Percival shrugged out of his shirt and shucked his breeches. On the bed, his darling wife wasn’t even watching, which was fortunate, because nothing noteworthy had been revealed.
Surely, her monthly was looming. Had to be, though he would not dare ask her.
“Speak to His Grace, Wife. He dotes on the boys.” And who wouldn’t? A more charming, dear band of rapscallions had never graced any man’s nursery.
On the bed, Esther heaved up a sigh like a dying queen reclining on her funeral barge. He hated this, hated decoding every nod and nuance. “What?”
“I will speak to His Grace, but he will forget, Percival. He will agree to see to the matter, and then lose sight of it all together.” The bed creaked on its ropes as she sat up and punched the pillows into her preferred contour. “He’s failing. His energy, his memory, his will. When Her Grace died, she took a part of him with her, maybe the best part.”
And what was that supposed to mean?
Percival tended to his ablutions, torn between the impulse to state his own list of woes and worries, and the desire to kiss his wife’s miseries into oblivion.
Though where would that lead? They’d never resumed relations after a birth without Esther finding herself again in an interesting condition within a few months. At least one thing was clear: if he wanted to keep a mistress—and he was not at all sure that course held appeal—he’d have to find a way to scare up more coin first.
From the bed, Esther’s voice was a sleepy murmur. “The boys said to tell you they missed you.”

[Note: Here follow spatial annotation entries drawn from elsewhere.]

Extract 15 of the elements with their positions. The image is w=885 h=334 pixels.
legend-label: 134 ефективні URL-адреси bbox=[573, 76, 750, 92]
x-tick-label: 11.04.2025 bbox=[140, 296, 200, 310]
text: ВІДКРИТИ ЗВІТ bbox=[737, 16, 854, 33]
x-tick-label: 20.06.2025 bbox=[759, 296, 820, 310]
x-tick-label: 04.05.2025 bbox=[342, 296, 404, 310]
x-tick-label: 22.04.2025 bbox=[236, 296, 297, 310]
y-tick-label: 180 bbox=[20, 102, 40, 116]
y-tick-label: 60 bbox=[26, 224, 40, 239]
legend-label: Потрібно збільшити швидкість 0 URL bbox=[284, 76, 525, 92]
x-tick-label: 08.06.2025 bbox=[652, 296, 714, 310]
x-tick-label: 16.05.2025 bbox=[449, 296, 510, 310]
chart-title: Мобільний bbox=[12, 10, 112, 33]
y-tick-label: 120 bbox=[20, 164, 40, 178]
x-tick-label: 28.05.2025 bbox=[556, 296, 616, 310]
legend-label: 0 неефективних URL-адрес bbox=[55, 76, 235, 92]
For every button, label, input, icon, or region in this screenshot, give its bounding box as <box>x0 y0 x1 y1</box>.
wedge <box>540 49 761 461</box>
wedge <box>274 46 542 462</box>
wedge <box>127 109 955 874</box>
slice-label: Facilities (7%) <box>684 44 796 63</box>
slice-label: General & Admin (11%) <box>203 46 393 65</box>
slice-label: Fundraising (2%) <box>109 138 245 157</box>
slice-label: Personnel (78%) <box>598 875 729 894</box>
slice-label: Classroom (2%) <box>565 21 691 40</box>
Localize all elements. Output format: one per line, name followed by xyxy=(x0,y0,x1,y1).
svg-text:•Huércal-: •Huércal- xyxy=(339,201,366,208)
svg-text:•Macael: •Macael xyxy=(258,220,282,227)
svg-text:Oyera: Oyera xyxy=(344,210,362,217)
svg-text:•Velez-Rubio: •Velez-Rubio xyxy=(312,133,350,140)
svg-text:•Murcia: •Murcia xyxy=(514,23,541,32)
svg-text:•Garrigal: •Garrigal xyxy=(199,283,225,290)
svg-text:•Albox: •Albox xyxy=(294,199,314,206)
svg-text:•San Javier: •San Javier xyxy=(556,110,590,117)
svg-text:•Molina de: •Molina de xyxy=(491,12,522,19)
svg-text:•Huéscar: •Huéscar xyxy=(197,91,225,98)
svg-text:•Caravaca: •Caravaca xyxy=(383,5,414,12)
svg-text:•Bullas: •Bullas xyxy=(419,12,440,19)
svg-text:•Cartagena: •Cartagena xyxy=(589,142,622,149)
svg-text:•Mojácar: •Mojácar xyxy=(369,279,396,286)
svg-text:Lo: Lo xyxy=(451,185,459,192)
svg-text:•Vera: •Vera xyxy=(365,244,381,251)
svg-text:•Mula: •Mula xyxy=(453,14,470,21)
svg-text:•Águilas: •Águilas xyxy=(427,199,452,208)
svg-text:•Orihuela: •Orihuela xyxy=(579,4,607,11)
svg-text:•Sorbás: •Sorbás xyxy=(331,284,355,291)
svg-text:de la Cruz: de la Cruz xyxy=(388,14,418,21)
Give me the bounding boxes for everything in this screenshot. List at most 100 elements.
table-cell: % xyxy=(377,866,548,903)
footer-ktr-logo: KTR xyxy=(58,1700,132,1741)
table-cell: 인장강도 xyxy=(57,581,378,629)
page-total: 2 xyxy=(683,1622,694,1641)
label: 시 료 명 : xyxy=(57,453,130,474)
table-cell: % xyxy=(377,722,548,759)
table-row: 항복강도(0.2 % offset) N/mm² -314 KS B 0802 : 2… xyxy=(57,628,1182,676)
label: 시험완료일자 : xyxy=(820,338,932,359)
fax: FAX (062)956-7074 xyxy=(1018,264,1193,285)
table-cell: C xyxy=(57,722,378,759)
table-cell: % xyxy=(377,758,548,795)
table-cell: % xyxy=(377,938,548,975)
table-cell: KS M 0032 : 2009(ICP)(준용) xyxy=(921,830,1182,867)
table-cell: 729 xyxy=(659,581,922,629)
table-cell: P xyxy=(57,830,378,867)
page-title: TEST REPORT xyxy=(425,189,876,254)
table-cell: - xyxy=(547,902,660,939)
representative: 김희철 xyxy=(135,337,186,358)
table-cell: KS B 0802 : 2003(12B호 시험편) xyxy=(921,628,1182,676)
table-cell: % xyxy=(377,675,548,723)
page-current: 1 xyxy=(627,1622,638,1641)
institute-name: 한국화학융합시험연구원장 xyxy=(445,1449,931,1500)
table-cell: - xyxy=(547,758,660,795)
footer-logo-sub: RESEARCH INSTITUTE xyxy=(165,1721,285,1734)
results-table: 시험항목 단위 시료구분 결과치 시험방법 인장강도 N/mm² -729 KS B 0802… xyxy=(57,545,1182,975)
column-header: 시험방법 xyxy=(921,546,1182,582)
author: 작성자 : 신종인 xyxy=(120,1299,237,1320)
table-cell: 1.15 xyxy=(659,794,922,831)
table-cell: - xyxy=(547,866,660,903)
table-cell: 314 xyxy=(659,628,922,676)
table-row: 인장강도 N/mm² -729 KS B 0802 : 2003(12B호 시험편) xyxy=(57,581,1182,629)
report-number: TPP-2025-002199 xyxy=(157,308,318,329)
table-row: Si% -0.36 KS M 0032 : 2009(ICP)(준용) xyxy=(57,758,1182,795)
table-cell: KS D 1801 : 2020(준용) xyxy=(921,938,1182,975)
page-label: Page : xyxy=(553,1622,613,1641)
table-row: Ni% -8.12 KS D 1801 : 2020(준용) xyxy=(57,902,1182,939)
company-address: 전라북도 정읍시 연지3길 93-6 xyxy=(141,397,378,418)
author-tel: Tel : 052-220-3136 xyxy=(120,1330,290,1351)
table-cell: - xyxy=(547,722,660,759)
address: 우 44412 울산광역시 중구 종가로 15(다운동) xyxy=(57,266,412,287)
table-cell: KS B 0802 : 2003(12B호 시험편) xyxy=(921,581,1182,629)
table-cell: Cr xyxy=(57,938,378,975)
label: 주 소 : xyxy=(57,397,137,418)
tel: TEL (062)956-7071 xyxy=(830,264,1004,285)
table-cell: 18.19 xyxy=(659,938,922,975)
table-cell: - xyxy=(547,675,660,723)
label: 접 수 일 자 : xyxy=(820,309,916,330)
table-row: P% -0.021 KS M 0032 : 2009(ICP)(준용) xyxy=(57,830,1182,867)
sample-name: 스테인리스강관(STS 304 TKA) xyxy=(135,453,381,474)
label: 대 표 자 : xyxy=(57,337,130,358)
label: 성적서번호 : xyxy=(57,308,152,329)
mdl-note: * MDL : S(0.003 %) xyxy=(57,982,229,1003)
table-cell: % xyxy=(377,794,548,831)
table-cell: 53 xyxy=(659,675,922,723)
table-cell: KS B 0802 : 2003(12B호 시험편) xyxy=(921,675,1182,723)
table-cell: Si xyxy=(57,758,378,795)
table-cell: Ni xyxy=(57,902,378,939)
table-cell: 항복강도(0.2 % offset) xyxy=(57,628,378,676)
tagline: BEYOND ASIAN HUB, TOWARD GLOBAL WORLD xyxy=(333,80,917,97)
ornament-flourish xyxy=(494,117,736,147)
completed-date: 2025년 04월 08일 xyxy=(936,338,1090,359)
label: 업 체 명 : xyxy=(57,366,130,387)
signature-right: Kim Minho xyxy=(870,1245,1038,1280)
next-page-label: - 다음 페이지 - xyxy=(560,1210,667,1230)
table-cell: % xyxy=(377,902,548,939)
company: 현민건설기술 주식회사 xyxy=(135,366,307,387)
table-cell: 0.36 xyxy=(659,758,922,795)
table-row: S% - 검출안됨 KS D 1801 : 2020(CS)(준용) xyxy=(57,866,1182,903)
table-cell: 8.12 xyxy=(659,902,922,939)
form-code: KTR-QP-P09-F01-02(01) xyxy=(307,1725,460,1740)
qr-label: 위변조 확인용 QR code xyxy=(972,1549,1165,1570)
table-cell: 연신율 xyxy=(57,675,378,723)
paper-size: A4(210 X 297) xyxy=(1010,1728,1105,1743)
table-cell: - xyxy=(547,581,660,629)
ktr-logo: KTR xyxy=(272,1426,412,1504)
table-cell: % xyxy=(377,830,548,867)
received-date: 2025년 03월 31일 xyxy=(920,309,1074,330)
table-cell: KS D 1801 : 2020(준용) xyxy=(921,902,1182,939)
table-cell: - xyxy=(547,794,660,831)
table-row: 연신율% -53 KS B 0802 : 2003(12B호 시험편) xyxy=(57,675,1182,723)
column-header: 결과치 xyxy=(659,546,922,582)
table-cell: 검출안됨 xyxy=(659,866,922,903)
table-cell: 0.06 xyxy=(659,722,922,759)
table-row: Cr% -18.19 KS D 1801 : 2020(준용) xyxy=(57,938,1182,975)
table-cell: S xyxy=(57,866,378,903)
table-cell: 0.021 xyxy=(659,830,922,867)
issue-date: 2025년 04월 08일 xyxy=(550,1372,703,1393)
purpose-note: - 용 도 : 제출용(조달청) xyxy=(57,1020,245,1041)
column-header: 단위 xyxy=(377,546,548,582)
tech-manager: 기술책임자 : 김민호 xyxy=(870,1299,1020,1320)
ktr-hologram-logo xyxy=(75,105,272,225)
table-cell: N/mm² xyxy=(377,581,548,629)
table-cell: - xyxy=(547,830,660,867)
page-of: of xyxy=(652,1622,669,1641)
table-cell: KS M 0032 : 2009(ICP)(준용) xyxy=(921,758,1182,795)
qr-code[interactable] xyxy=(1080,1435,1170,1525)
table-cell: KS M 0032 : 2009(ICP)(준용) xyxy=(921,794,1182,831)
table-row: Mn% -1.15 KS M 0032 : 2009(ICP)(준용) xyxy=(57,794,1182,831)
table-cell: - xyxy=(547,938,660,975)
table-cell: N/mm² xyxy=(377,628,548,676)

Why would his sons miss him? He stopped by the nursery every morning before he rode out. There, he listened to Bart and Gayle’s mighty plans for the day, dandled Victor for long enough to make the boy giggle and laugh, and cuddled Valentine for at least a moment—providing the dear little fellow was not in need of a change of nappies.
Sometimes, Percival even stayed for a few moments because… just because.
“Do you know whom I missed today, madam?” He tossed the flannel in the general direction of the privacy screen and climbed onto the bed naked. “I missed my wife.”